Other noteworthy books include "Jian," by Eric Van Lustbader. I've never read anything by him, but he's got one of those names you never forget once you hear it. I'm not sure if it's a good name, or not, for an author? It's certainly memorable, and not just because we share a first name and middle initial, but it's outrageously fake, even if it's his given name. It's a better name for a male porn star than a novelist, though I guess we can be thankful it's not "Lustbladder" or worse, "Lustbatter," which would
really be porn-centric.
Another author I've long meant to try out is Terry Goodkind. He's the author of
The Sword of Truth, one of the most popular fantasy series going, and is blessed with a memorable last name, and at least in this book, the 1994 hardcover "Temple of the Winds," an absolute LOL gem of an author photo. He looks like a younger, pony-tailed version of General Zod, the bad guy in Superman II. Intentionally, I assume. You see the shot here, assuming it didn't make your eyes water so badly that you had to close your browser and give up on reading the rest of this potentially-neverending blog entry.
Goodkind's intense posing presents the best/worst example, but a very common theme in these library freebies, most of them published between from 1965-1985, are their awful author photos.
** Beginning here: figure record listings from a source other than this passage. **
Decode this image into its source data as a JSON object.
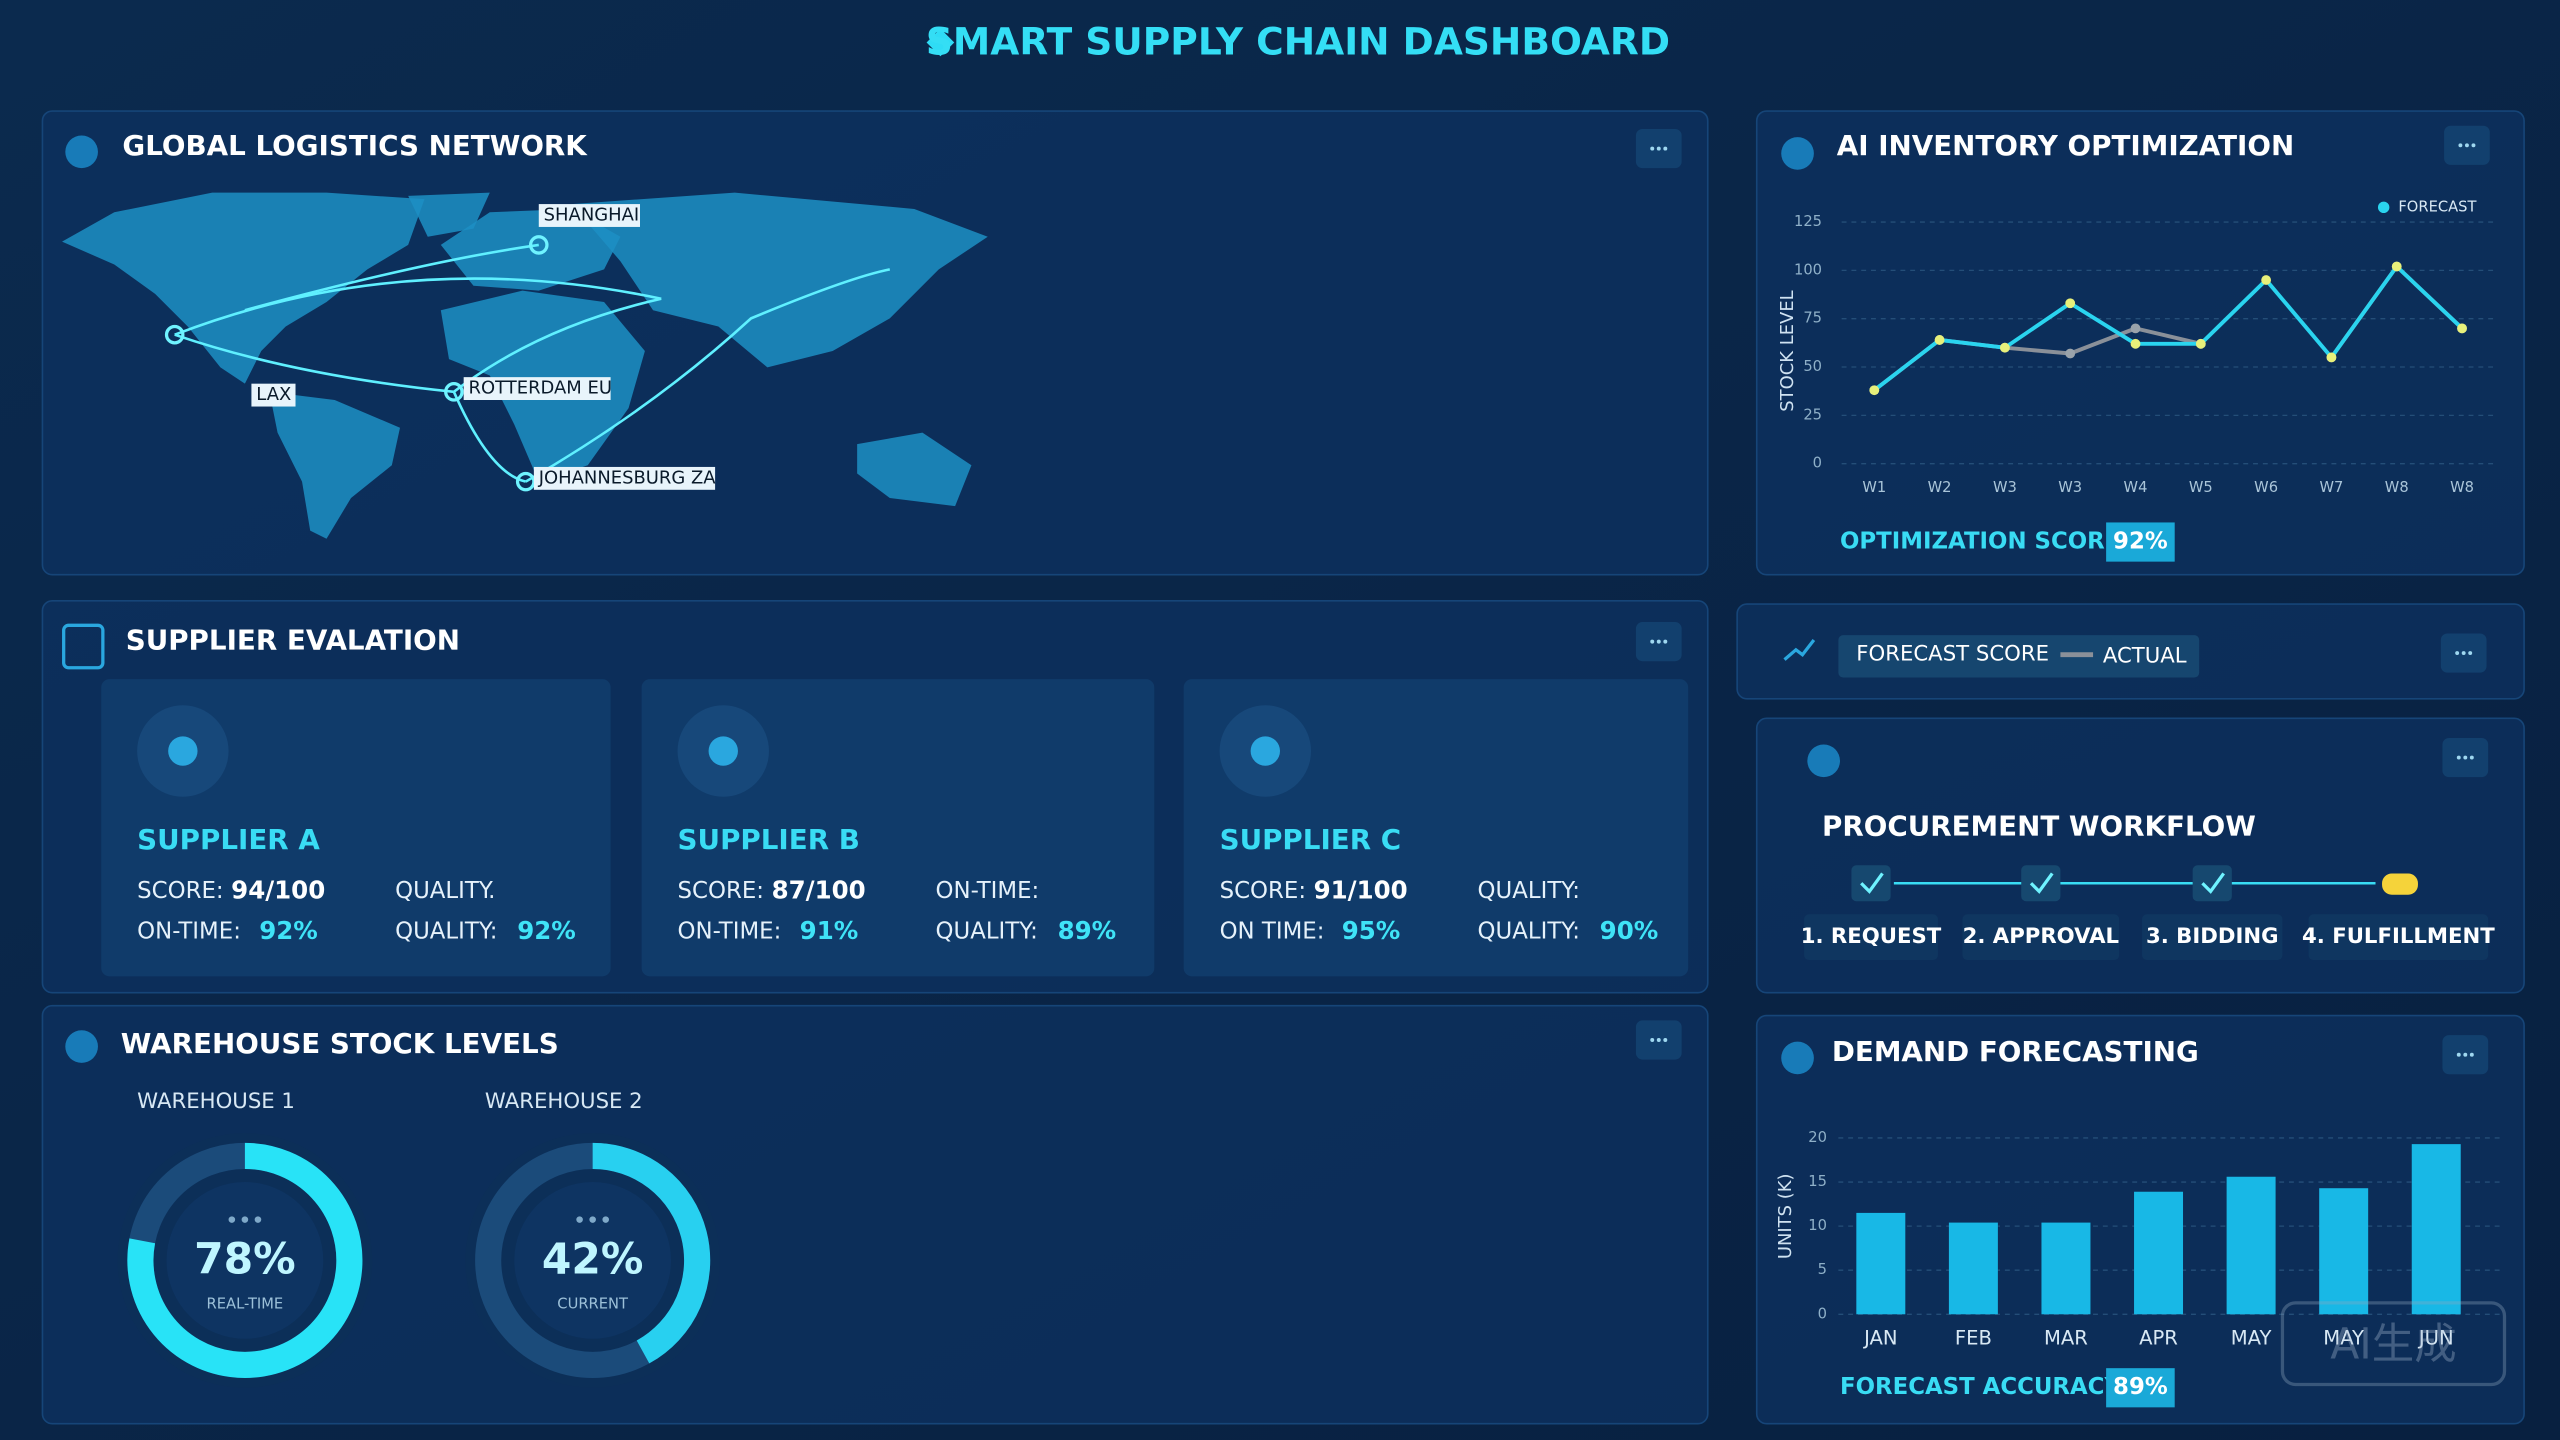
{
  "header": {
    "title": "SMART SUPPLY CHAIN DASHBOARD"
  },
  "logistics": {
    "title": "GLOBAL LOGISTICS NETWORK",
    "locations": [
      "SHANGHAI",
      "LAX",
      "ROTTERDAM EU",
      "JOHANNESBURG ZA"
    ]
  },
  "suppliers": {
    "title": "SUPPLIER EVALATION",
    "cards": [
      {
        "name": "SUPPLIER A",
        "fields": [
          {
            "label": "SCORE:",
            "value": "94/100"
          },
          {
            "label": "QUALITY."
          },
          {
            "label": "ON-TIME:",
            "value": "92%"
          },
          {
            "label": "QUALITY:",
            "value": "92%"
          }
        ]
      },
      {
        "name": "SUPPLIER B",
        "fields": [
          {
            "label": "SCORE:",
            "value": "87/100"
          },
          {
            "label": "ON-TIME:"
          },
          {
            "label": "ON-TIME:",
            "value": "91%"
          },
          {
            "label": "QUALITY:",
            "value": "89%"
          }
        ]
      },
      {
        "name": "SUPPLIER C",
        "fields": [
          {
            "label": "SCORE:",
            "value": "91/100"
          },
          {
            "label": "QUALITY:"
          },
          {
            "label": "ON TIME:",
            "value": "95%"
          },
          {
            "label": "QUALITY:",
            "value": "90%"
          }
        ]
      }
    ]
  },
  "warehouses": {
    "title": "WAREHOUSE STOCK LEVELS",
    "gauges": [
      {
        "name": "WAREHOUSE 1",
        "value": 78,
        "value_label": "78%",
        "caption": "REAL-TIME",
        "color": "#28e3f7"
      },
      {
        "name": "WAREHOUSE 2",
        "value": 42,
        "value_label": "42%",
        "caption": "CURRENT",
        "color": "#28d0f0"
      }
    ]
  },
  "strip": {
    "label": "FORECAST SCORE"
  },
  "procurement": {
    "title": "PROCUREMENT WORKFLOW",
    "steps": [
      "1. REQUEST",
      "2. APPROVAL",
      "3. BIDDING",
      "4. FULFILLMENT"
    ]
  },
  "chart_data": [
    {
      "type": "line",
      "title": "AI INVENTORY OPTIMIZATION",
      "y_label": "STOCK LEVEL",
      "categories": [
        "W1",
        "W2",
        "W3",
        "W3",
        "W4",
        "W5",
        "W6",
        "W7",
        "W8",
        "W8"
      ],
      "series": [
        {
          "name": "FORECAST",
          "color": "#2ad4ef",
          "values": [
            38,
            64,
            60,
            83,
            62,
            62,
            95,
            55,
            102,
            70
          ]
        },
        {
          "name": "ACTUAL",
          "color": "#8a9099",
          "values": [
            38,
            64,
            60,
            57,
            70,
            62,
            null,
            55,
            102,
            70
          ]
        }
      ],
      "ylim": [
        0,
        125
      ],
      "yticks": [
        0,
        25,
        50,
        75,
        100,
        125
      ],
      "grid": true,
      "score_label": "OPTIMIZATION SCORE:",
      "score": "92%"
    },
    {
      "type": "bar",
      "title": "DEMAND FORECASTING",
      "y_label": "UNITS (K)",
      "categories": [
        "JAN",
        "FEB",
        "MAR",
        "APR",
        "MAY",
        "MAY",
        "JUN"
      ],
      "values": [
        11.5,
        10.4,
        10.4,
        13.9,
        15.6,
        14.3,
        19.3
      ],
      "color": "#18b8e6",
      "ylim": [
        0,
        20
      ],
      "yticks": [
        0,
        5,
        10,
        15,
        20
      ],
      "grid": true,
      "score_label": "FORECAST ACCURACY:",
      "score": "89%"
    }
  ],
  "watermark": "AI生成"
}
It's not real surprising; no one becomes a novelist because they were so good looking that they grew weary of the constant demands of modeling agencies, and most people look pretty stupid in any photo more than 20, but less than 50, years old. But still. Dude! I think the key, demonstrated conversely by Senior Goodkind here, is to not try so hard. You wrote a book. No, it's not the easiest thing in the world, but it's not exactly an unheard of achievement. Just pose. Be Mr. Serious Writer Man if you can't bring yourself to smile or have bad teeth, but don't be a douche bag. And that goes double for authors of cheap pulpy fantasy/sci-fi/mystery, which sums up most of the books I looked through today. I shouldn't complain, though. The time capsules of clothing choices, hair styles, and silly poses were almost worth the price of the books by themselves. Which were um... free.